L'operazione ha coinvolto oltre 30 militari ed è il risultato di una campagna di controlli mirati sul territorio. L'obiettivo è combattere il mercato nero delle armi e il traffico di droga, fenomeni che destano particolare preoccupazione nell'area dei Castelli Romani, con un crescente coinvolgimento dei più giovani.
Maxi sequestro di droga e armi
Durante le perquisizioni, i militari hanno sorpreso due donne, madre e figlia rispettivamente di 42 e 20 anni, in possesso di una notevole quantità di sostanze stupefacenti. Sono stati rinvenuti 251 involucri di cocaina per un totale di 129 grammi e 3 grammi di marijuana.
Oltre alla droga, sono stati trovati materiali utili al confezionamento e alla pesatura, oltre a denaro contante, ritenuto provento di attività di spaccio. Le due donne sono state arrestate e condotte presso il Tribunale di Velletri, dove l'arresto è stato convalidato.
Pistola clandestina e cocaina in un'altra abitazione
Le indagini si sono poi concentrate sull'abitazione di un 22enne, anch'egli residente ad Albano Laziale.
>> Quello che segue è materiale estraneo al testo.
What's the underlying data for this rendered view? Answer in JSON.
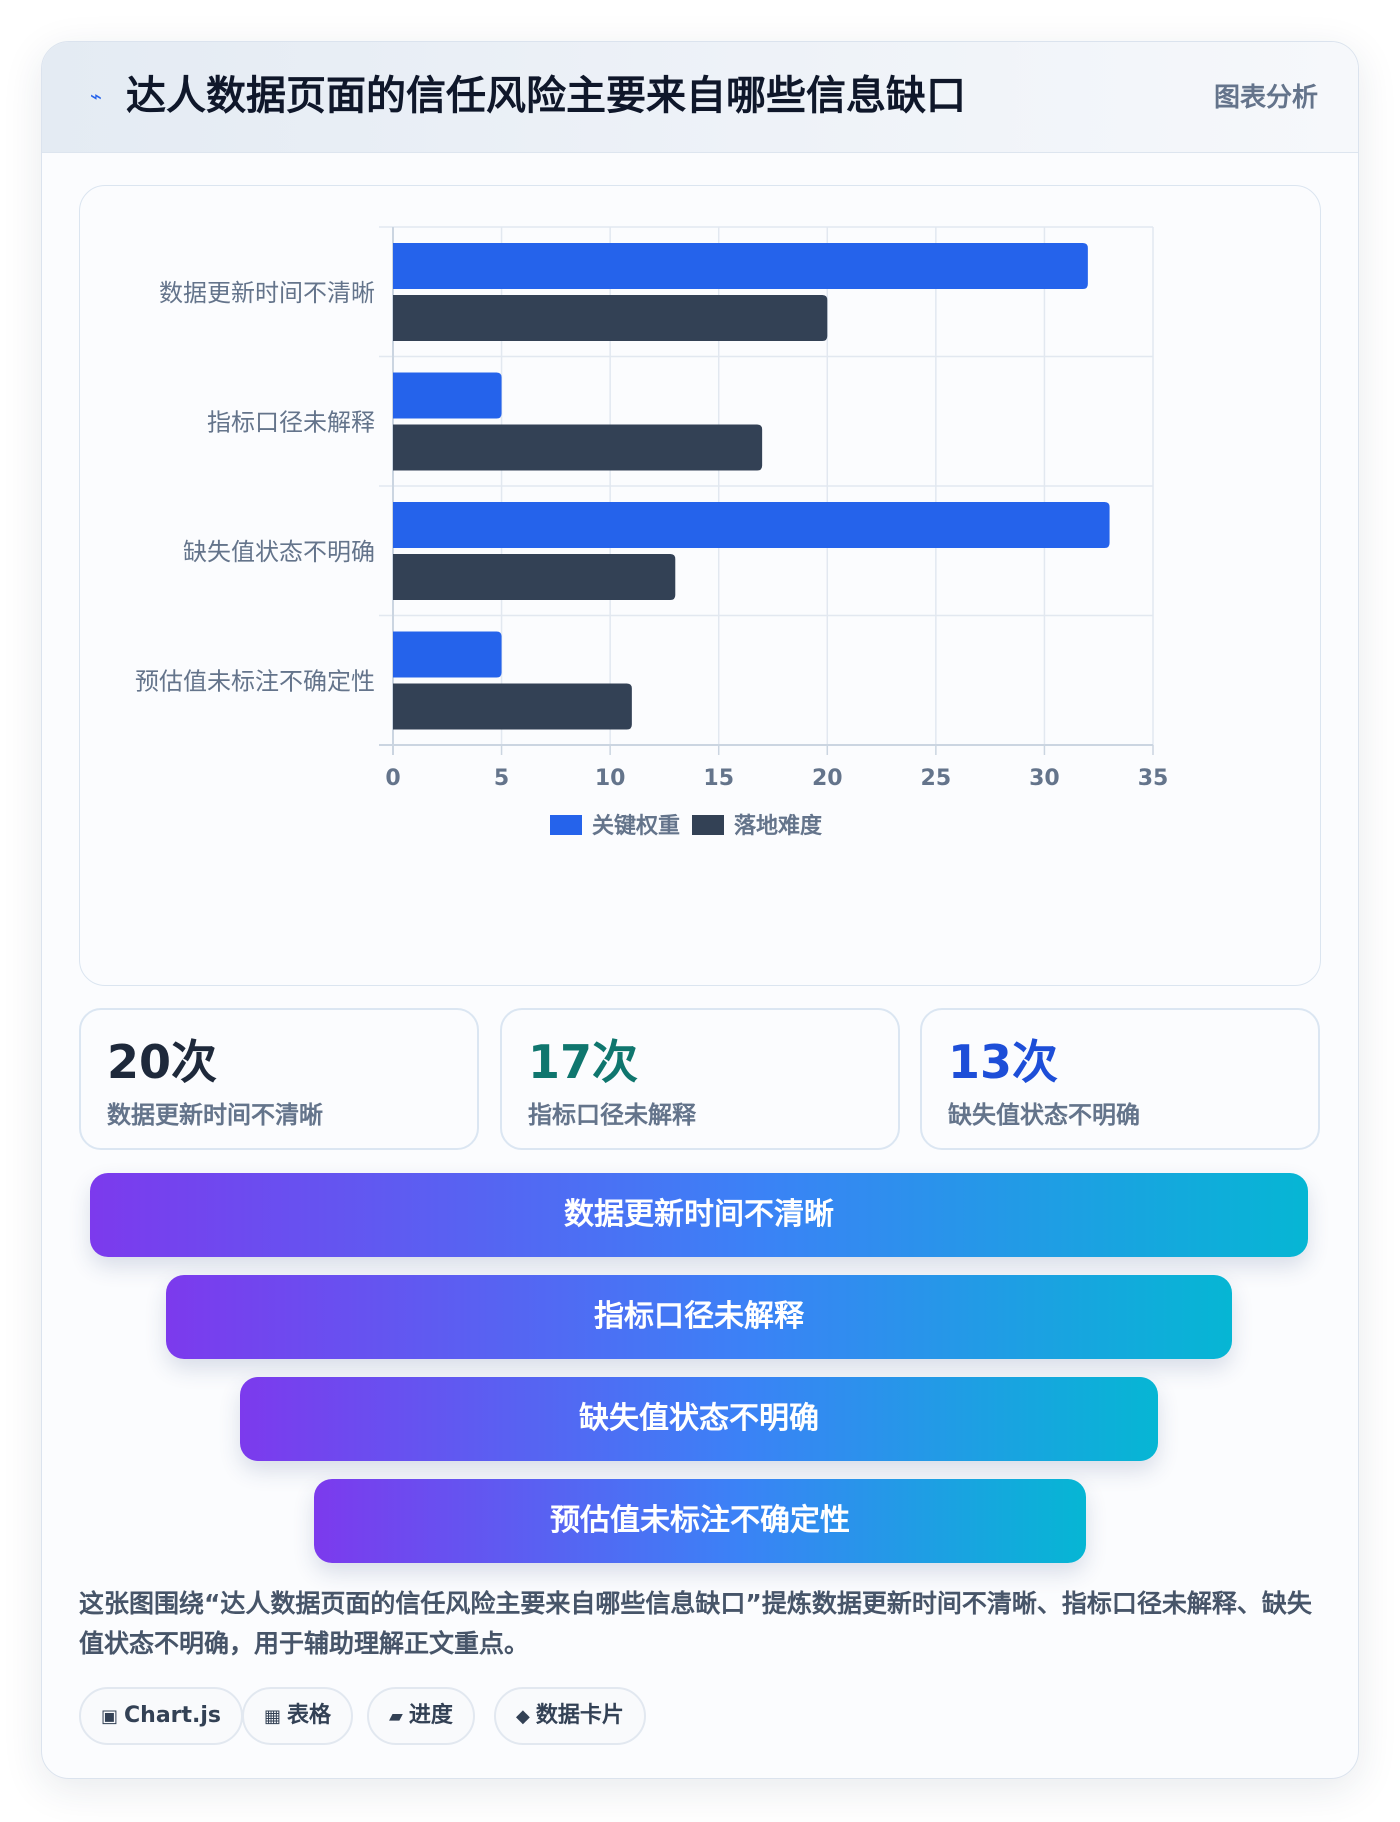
{
  "header": {
    "title": "达人数据页面的信任风险主要来自哪些信息缺口",
    "tag": "图表分析",
    "icon": "lightning-icon"
  },
  "chart_data": {
    "type": "bar",
    "orientation": "horizontal",
    "categories": [
      "数据更新时间不清晰",
      "指标口径未解释",
      "缺失值状态不明确",
      "预估值未标注不确定性"
    ],
    "series": [
      {
        "name": "关键权重",
        "values": [
          32,
          5,
          33,
          5
        ],
        "color": "#2563eb"
      },
      {
        "name": "落地难度",
        "values": [
          20,
          17,
          13,
          11
        ],
        "color": "#334155"
      }
    ],
    "xlim": [
      0,
      35
    ],
    "xticks": [
      0,
      5,
      10,
      15,
      20,
      25,
      30,
      35
    ],
    "grid": true,
    "legend": "bottom"
  },
  "stats": [
    {
      "value": "20次",
      "label": "数据更新时间不清晰",
      "color": "#1e293b"
    },
    {
      "value": "17次",
      "label": "指标口径未解释",
      "color": "#0f766e"
    },
    {
      "value": "13次",
      "label": "缺失值状态不明确",
      "color": "#1d4ed8"
    }
  ],
  "funnel": [
    "数据更新时间不清晰",
    "指标口径未解释",
    "缺失值状态不明确",
    "预估值未标注不确定性"
  ],
  "summary": "这张图围绕“达人数据页面的信任风险主要来自哪些信息缺口”提炼数据更新时间不清晰、指标口径未解释、缺失值状态不明确，用于辅助理解正文重点。",
  "chips": [
    {
      "icon": "▣",
      "label": "Chart.js"
    },
    {
      "icon": "▦",
      "label": "表格"
    },
    {
      "icon": "▰",
      "label": "进度"
    },
    {
      "icon": "◆",
      "label": "数据卡片"
    }
  ]
}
Qui i Carabinieri hanno rinvenuto un ulteriore quantitativo di droga: 233 grammi di cocaina e 3 grammi di hashish.
Ma il ritrovamento più allarmante è stato quello di una pistola semiautomatica Smith & Wesson, con la matricola abrasa, completa di 8 proiettili. L'arma è stata sequestrata insieme a un bilancino di precisione.
Il giovane è stato arrestato e tradotto presso la Casa Circondariale di Velletri, in attesa della convalida del suo fermo da parte dell'autorità giudiziaria.
Denunciato anche un 54enne
Nel corso delle operazioni, i Carabinieri hanno anche denunciato un 54enne del posto. L'uomo è stato sorpreso mentre utilizzava un distintivo della Polizia di Stato, su cui aveva apposto un numero di matricola contraffatto. Gli sono state cautelativamente ritirate una pistola e 20 proiettili, regolarmente denunciati.
Le indagini proseguono per accertare eventuali collegamenti tra i soggetti arrestati e per comprendere l'intera rete di spaccio e detenzione di armi nell'area dei Castelli Romani. L'operazione testimonia l'impegno costante delle forze dell'ordine nel garantire la sicurezza del territorio.
Si ricorda che gli indagati sono da considerarsi innocenti fino a eventuale sentenza definitiva di colpevolezza.